New York’un 3 michelin yıldızlı meşhur restoranı Jean Georges’da yaşadığım deneyim bana ülkemizdeki sos eksikliğini bir kez daha gösterdi. Bu muhteşem şefin yemeklerinden çok, yemeklerinin yanında eşlik eden sosları anlatmak gerek. Hepsi yemeği ayrı boyutlara taşıyan, insan yaratıcılığının büyük örnekleri.
Işıklandırması kötü olan mekanda aynı zamanda 3 yıldızlı restoranda ilk defa karşılaştığım bir sorun ile karşılaştım: gürültü! Normalde michelin yıldızlı mekanlar sessiz, sakin olmaları ile meşhurdurlar. İçeride genelde masalar doludur ama en fazla 10-15 masa alan mekanlardaki ses sizi rahatsız etmez. Jean Georges ise kalabalıktı. Masalar çok daha fazla. Yüksek tavan yetmiyor. Amerikalılar “finedining” konseptine iyi para harcıyorlar. İyi olan her yer ağzına kadar dolu.

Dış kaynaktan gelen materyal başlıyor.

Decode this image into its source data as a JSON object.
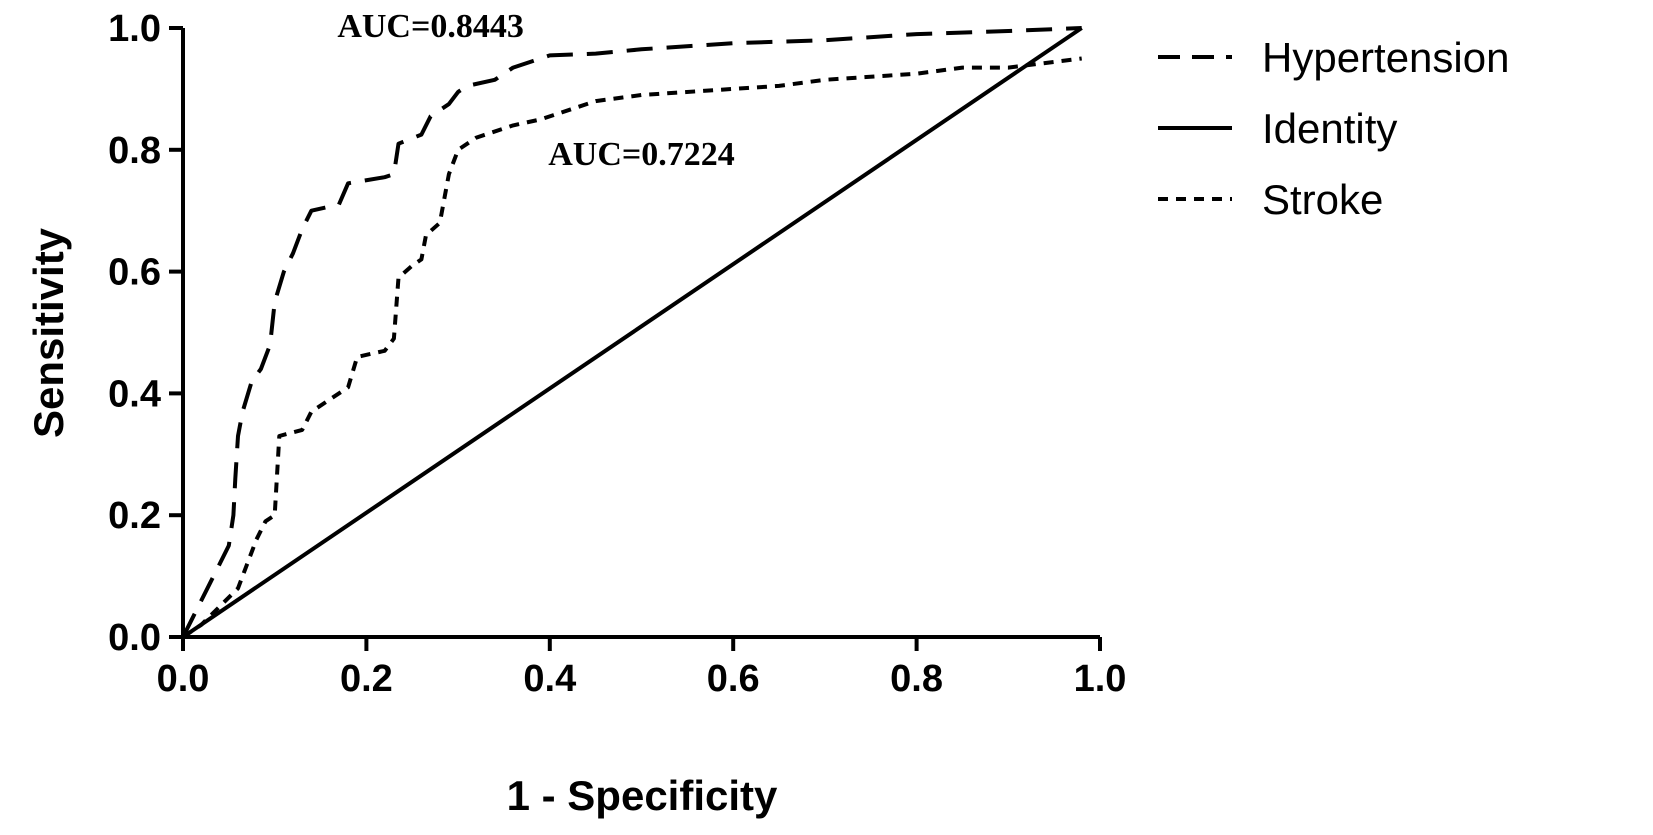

Gördüğüm kadarıyla da Avrupa gastronomisine çılgınca ilgi duyuyorlar.
Jean Georges’da 3 tip menü seçeneği var: 1) Benim ve eşimin tercih ettiği Prix Fixe Menu (128$), bir diğeri Jean Georges Tadım menüsü(208$), en sonuncusu da bahar menüsü ( daha çok mevsimsel sebzelerin ön planda olduğu yemekler. (208$). Prix fixe menüsü tercih etmemdeki sebep şu: hem daha uygun fiyatlı, hem de eşim de ben de toplam 8 farklı tabağı tatmış oluyoruz. Size de bunu önerebilirim. Ancak bu sadece Jean Georges için önerdiğim bir şey. Genelde imza yemeklerin çoğu her zaman tadım menüsündedir ve michelin yıldızlı yerlerde her zaman tasarruf etmek akıllıca olmayabilir. Kaçırdıklarınıza üzülürsünüz.

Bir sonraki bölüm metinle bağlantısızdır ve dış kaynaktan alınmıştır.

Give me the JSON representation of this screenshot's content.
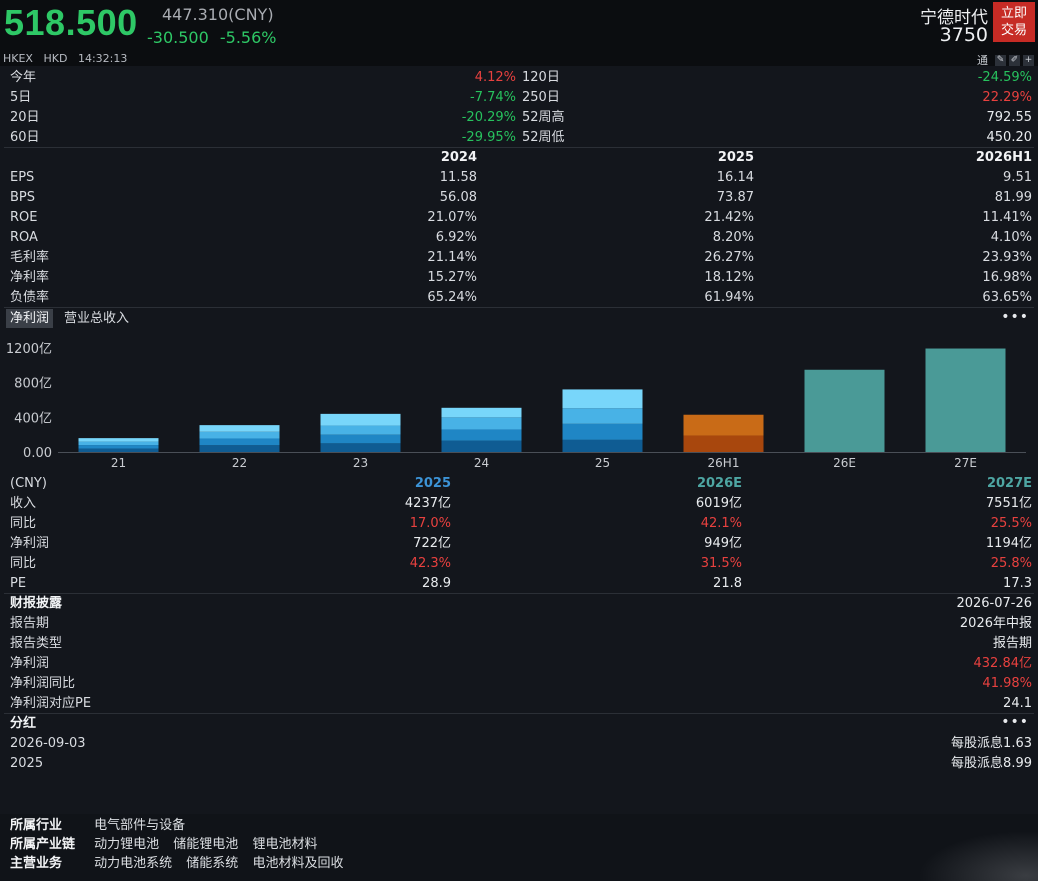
{
  "header": {
    "price": "518.500",
    "cny_price": "447.310(CNY)",
    "change": "-30.500",
    "change_pct": "-5.56%",
    "exchange": "HKEX",
    "currency": "HKD",
    "time": "14:32:13",
    "stock_name": "宁德时代",
    "stock_code": "3750",
    "trade_button": [
      "立即",
      "交易"
    ],
    "tool_label": "通"
  },
  "perf": [
    {
      "l1": "今年",
      "v1": "4.12%",
      "l2": "120日",
      "v2": "-24.59%"
    },
    {
      "l1": "5日",
      "v1": "-7.74%",
      "l2": "250日",
      "v2": "22.29%"
    },
    {
      "l1": "20日",
      "v1": "-20.29%",
      "l2": "52周高",
      "v2": "792.55"
    },
    {
      "l1": "60日",
      "v1": "-29.95%",
      "l2": "52周低",
      "v2": "450.20"
    }
  ],
  "fin": {
    "headers": [
      "2024",
      "2025",
      "2026H1"
    ],
    "rows": [
      {
        "label": "EPS",
        "values": [
          "11.58",
          "16.14",
          "9.51"
        ]
      },
      {
        "label": "BPS",
        "values": [
          "56.08",
          "73.87",
          "81.99"
        ]
      },
      {
        "label": "ROE",
        "values": [
          "21.07%",
          "21.42%",
          "11.41%"
        ]
      },
      {
        "label": "ROA",
        "values": [
          "6.92%",
          "8.20%",
          "4.10%"
        ]
      },
      {
        "label": "毛利率",
        "values": [
          "21.14%",
          "26.27%",
          "23.93%"
        ]
      },
      {
        "label": "净利率",
        "values": [
          "15.27%",
          "18.12%",
          "16.98%"
        ]
      },
      {
        "label": "负债率",
        "values": [
          "65.24%",
          "61.94%",
          "63.65%"
        ]
      }
    ]
  },
  "tabs": [
    "净利润",
    "营业总收入"
  ],
  "more": "•••",
  "chart_data": {
    "type": "bar",
    "categories": [
      "21",
      "22",
      "23",
      "24",
      "25",
      "26H1",
      "26E",
      "27E"
    ],
    "values": [
      160,
      310,
      440,
      510,
      722,
      430,
      949,
      1194
    ],
    "segments": [
      [
        40,
        40,
        40,
        40
      ],
      [
        78,
        78,
        77,
        77
      ],
      [
        100,
        100,
        105,
        135
      ],
      [
        130,
        130,
        140,
        110
      ],
      [
        140,
        185,
        180,
        217
      ],
      [
        190,
        240
      ]
    ],
    "segment_colors": [
      "#0f5c93",
      "#1f86c5",
      "#48b2e6",
      "#78d6fa"
    ],
    "h1_colors": [
      "#a8470d",
      "#c96b17"
    ],
    "estimate_color": "#4a9a97",
    "yticks": [
      "0.00",
      "400亿",
      "800亿",
      "1200亿"
    ],
    "ylim": [
      0,
      1200
    ]
  },
  "forecast": {
    "unit": "(CNY)",
    "headers": [
      "2025",
      "2026E",
      "2027E"
    ],
    "rows": [
      {
        "label": "收入",
        "values": [
          "4237亿",
          "6019亿",
          "7551亿"
        ],
        "color": "white"
      },
      {
        "label": "同比",
        "values": [
          "17.0%",
          "42.1%",
          "25.5%"
        ],
        "color": "up"
      },
      {
        "label": "净利润",
        "values": [
          "722亿",
          "949亿",
          "1194亿"
        ],
        "color": "white"
      },
      {
        "label": "同比",
        "values": [
          "42.3%",
          "31.5%",
          "25.8%"
        ],
        "color": "up"
      },
      {
        "label": "PE",
        "values": [
          "28.9",
          "21.8",
          "17.3"
        ],
        "color": "white"
      }
    ]
  },
  "disclosure": {
    "title": "财报披露",
    "date": "2026-07-26",
    "rows": [
      {
        "label": "报告期",
        "value": "2026年中报",
        "color": "white"
      },
      {
        "label": "报告类型",
        "value": "报告期",
        "color": "white"
      },
      {
        "label": "净利润",
        "value": "432.84亿",
        "color": "up"
      },
      {
        "label": "净利润同比",
        "value": "41.98%",
        "color": "up"
      },
      {
        "label": "净利润对应PE",
        "value": "24.1",
        "color": "white"
      }
    ]
  },
  "dividend": {
    "title": "分红",
    "rows": [
      {
        "label": "2026-09-03",
        "value": "每股派息1.63"
      },
      {
        "label": "2025",
        "value": "每股派息8.99"
      }
    ]
  },
  "industry": {
    "rows": [
      {
        "key": "所属行业",
        "items": [
          "电气部件与设备"
        ]
      },
      {
        "key": "所属产业链",
        "items": [
          "动力锂电池",
          "储能锂电池",
          "锂电池材料"
        ]
      },
      {
        "key": "主营业务",
        "items": [
          "动力电池系统",
          "储能系统",
          "电池材料及回收"
        ]
      }
    ]
  }
}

İlk yemek foie gras brulée. Pate halindeki kaz ciğeri üstünde Fransızların meşhur tatlısı Creme brulée’de olduğu gibi şekeri eritmişler.Dışı çıtır içi yumuşak bir kontrast elde etmişler. Aynı zamanda ravent püresi ile de şekerli tadın yoğunluğunu arttırmışlar. Kaz ciğerinden tuzlu tonlar, ravent sostan ise tatlı tonlar geliyor. Başarılı bir başlangıç yemeği diyebilirim.

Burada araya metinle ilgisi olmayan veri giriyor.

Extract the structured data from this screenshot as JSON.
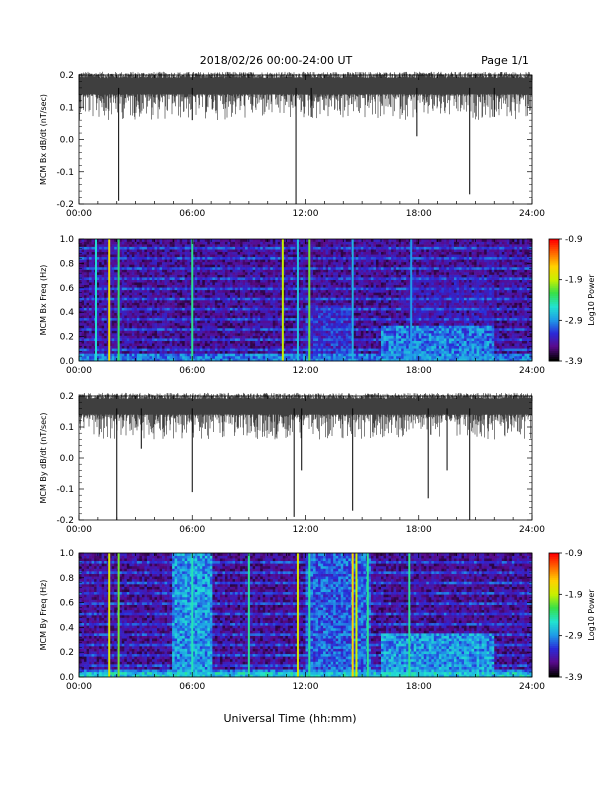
{
  "header": {
    "date_range": "2018/02/26  00:00-24:00 UT",
    "page": "Page 1/1"
  },
  "footer": {
    "xlabel": "Universal Time (hh:mm)"
  },
  "colors": {
    "background": "#ffffff",
    "trace": "#000000",
    "colormap": [
      "#000000",
      "#5a0a8c",
      "#2a2ad8",
      "#1f9be8",
      "#22e3d0",
      "#36e04a",
      "#c8f000",
      "#ffd200",
      "#ff6a00",
      "#ff0000"
    ]
  },
  "chart_data": [
    {
      "type": "line",
      "ylabel": "MCM Bx dB/dt (nT/sec)",
      "ylim": [
        -0.2,
        0.2
      ],
      "yticks": [
        "0.2",
        "0.1",
        "0.0",
        "-0.1",
        "-0.2"
      ],
      "xlim": [
        0,
        24
      ],
      "xticks": [
        "00:00",
        "06:00",
        "12:00",
        "18:00",
        "24:00"
      ],
      "series": [
        {
          "baseline": 0.16,
          "spikes": [
            {
              "x": 2.1,
              "y": -0.19
            },
            {
              "x": 6.0,
              "y": 0.06
            },
            {
              "x": 11.5,
              "y": -0.2
            },
            {
              "x": 12.3,
              "y": 0.07
            },
            {
              "x": 17.9,
              "y": 0.01
            },
            {
              "x": 20.7,
              "y": -0.17
            },
            {
              "x": 22.0,
              "y": 0.07
            }
          ]
        }
      ]
    },
    {
      "type": "heatmap",
      "ylabel": "MCM Bx Freq (Hz)",
      "ylim": [
        0.0,
        1.0
      ],
      "yticks": [
        "1.0",
        "0.8",
        "0.6",
        "0.4",
        "0.2",
        "0.0"
      ],
      "xlim": [
        0,
        24
      ],
      "xticks": [
        "00:00",
        "06:00",
        "12:00",
        "18:00",
        "24:00"
      ],
      "colorbar_label": "Log10 Power",
      "colorbar_ticks": [
        "-0.9",
        "-1.9",
        "-2.9",
        "-3.9"
      ],
      "clim": [
        -3.9,
        -0.9
      ],
      "vertical_lines": [
        {
          "x": 0.9,
          "level": -2.6
        },
        {
          "x": 1.6,
          "level": -1.7
        },
        {
          "x": 2.1,
          "level": -2.3
        },
        {
          "x": 6.0,
          "level": -2.4
        },
        {
          "x": 10.8,
          "level": -1.9
        },
        {
          "x": 11.6,
          "level": -2.7
        },
        {
          "x": 12.2,
          "level": -2.1
        },
        {
          "x": 14.5,
          "level": -2.8
        },
        {
          "x": 17.6,
          "level": -2.9
        }
      ],
      "activity_regions": [
        {
          "x0": 12.0,
          "x1": 14.5,
          "f0": 0.0,
          "f1": 0.45,
          "level": -3.3
        },
        {
          "x0": 16.0,
          "x1": 22.0,
          "f0": 0.0,
          "f1": 0.3,
          "level": -3.0
        },
        {
          "x0": 17.5,
          "x1": 22.0,
          "f0": 0.0,
          "f1": 0.7,
          "level": -3.5
        }
      ]
    },
    {
      "type": "line",
      "ylabel": "MCM By dB/dt (nT/sec)",
      "ylim": [
        -0.2,
        0.2
      ],
      "yticks": [
        "0.2",
        "0.1",
        "0.0",
        "-0.1",
        "-0.2"
      ],
      "xlim": [
        0,
        24
      ],
      "xticks": [
        "00:00",
        "06:00",
        "12:00",
        "18:00",
        "24:00"
      ],
      "series": [
        {
          "baseline": 0.16,
          "spikes": [
            {
              "x": 2.0,
              "y": -0.2
            },
            {
              "x": 3.3,
              "y": 0.03
            },
            {
              "x": 6.0,
              "y": -0.11
            },
            {
              "x": 11.4,
              "y": -0.19
            },
            {
              "x": 11.8,
              "y": -0.04
            },
            {
              "x": 14.5,
              "y": -0.17
            },
            {
              "x": 18.5,
              "y": -0.13
            },
            {
              "x": 19.5,
              "y": -0.04
            },
            {
              "x": 20.7,
              "y": -0.2
            }
          ]
        }
      ]
    },
    {
      "type": "heatmap",
      "ylabel": "MCM By Freq (Hz)",
      "ylim": [
        0.0,
        1.0
      ],
      "yticks": [
        "1.0",
        "0.8",
        "0.6",
        "0.4",
        "0.2",
        "0.0"
      ],
      "xlim": [
        0,
        24
      ],
      "xticks": [
        "00:00",
        "06:00",
        "12:00",
        "18:00",
        "24:00"
      ],
      "colorbar_label": "Log10 Power",
      "colorbar_ticks": [
        "-0.9",
        "-1.9",
        "-2.9",
        "-3.9"
      ],
      "clim": [
        -3.9,
        -0.9
      ],
      "vertical_lines": [
        {
          "x": 1.6,
          "level": -1.8
        },
        {
          "x": 2.1,
          "level": -2.1
        },
        {
          "x": 6.0,
          "level": -2.5
        },
        {
          "x": 9.0,
          "level": -2.4
        },
        {
          "x": 11.6,
          "level": -1.8
        },
        {
          "x": 12.2,
          "level": -2.4
        },
        {
          "x": 14.5,
          "level": -1.6
        },
        {
          "x": 14.7,
          "level": -1.9
        },
        {
          "x": 15.3,
          "level": -2.4
        },
        {
          "x": 17.5,
          "level": -2.4
        }
      ],
      "activity_regions": [
        {
          "x0": 5.0,
          "x1": 7.0,
          "f0": 0.0,
          "f1": 1.0,
          "level": -2.9
        },
        {
          "x0": 12.0,
          "x1": 15.5,
          "f0": 0.0,
          "f1": 1.0,
          "level": -3.1
        },
        {
          "x0": 16.0,
          "x1": 22.0,
          "f0": 0.0,
          "f1": 0.35,
          "level": -2.9
        },
        {
          "x0": 0.0,
          "x1": 24.0,
          "f0": 0.0,
          "f1": 0.05,
          "level": -2.7
        }
      ]
    }
  ]
}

İkinci yemeğim Deniz tarağı&karnabahar yani bir nevi Toprak&deniz kombinasyonu yaratılmış bir deniz mahsulü yemeği. Üsütne gebre otu ve üzümden elde edilen hafif bir sos ile süslenmiş. Karnabaharı bir yumuşak buldum. Madem kontrastları yansıtan bir tabak yaratılmış, bence yumuşak deniz tarağı karşısına biraz daha dişe gelen bir karnabahar daha güzel dururdu diye düşünüyorum. Gebre otu ve üzüm sosu hoş bir tatlılık yanında damağı canlandıran bir asidite de sağlıyor.
Jean Georges’un sostaki başarısını anlamak için balık içeren yemeklerinden yemenizi tavsiye ederim. Ben marul yatağında barlam balığı,kalkan ve levrek balıklarını tercih ettim. Barlam balığı bir çeşit ot-sirke karşımından hazırlanan sos ile sunuldu. Kalkan kalitesi ise kesinlikle ülkemiz gibi değil. Balıkları daha yavan,kalkanın kendine has kokusunu ve tadını tam yansıtamıyor. Ancak bu balığı bile sosların dokunuşları kurtarıyor. İki balık yemeğinde de çok hafif bir acı kullanılmış. Üstelik kalkanın yanında gelen patates ve soğan püresi gerçekten çok başarılıydı. Bu püreyi yerken damağınızda hissettiğiniz tuzlu ve ekşi tonlar sanki bir maydanoza limon sıkıp ve tuz döküp yiyormuş hissi veriyor.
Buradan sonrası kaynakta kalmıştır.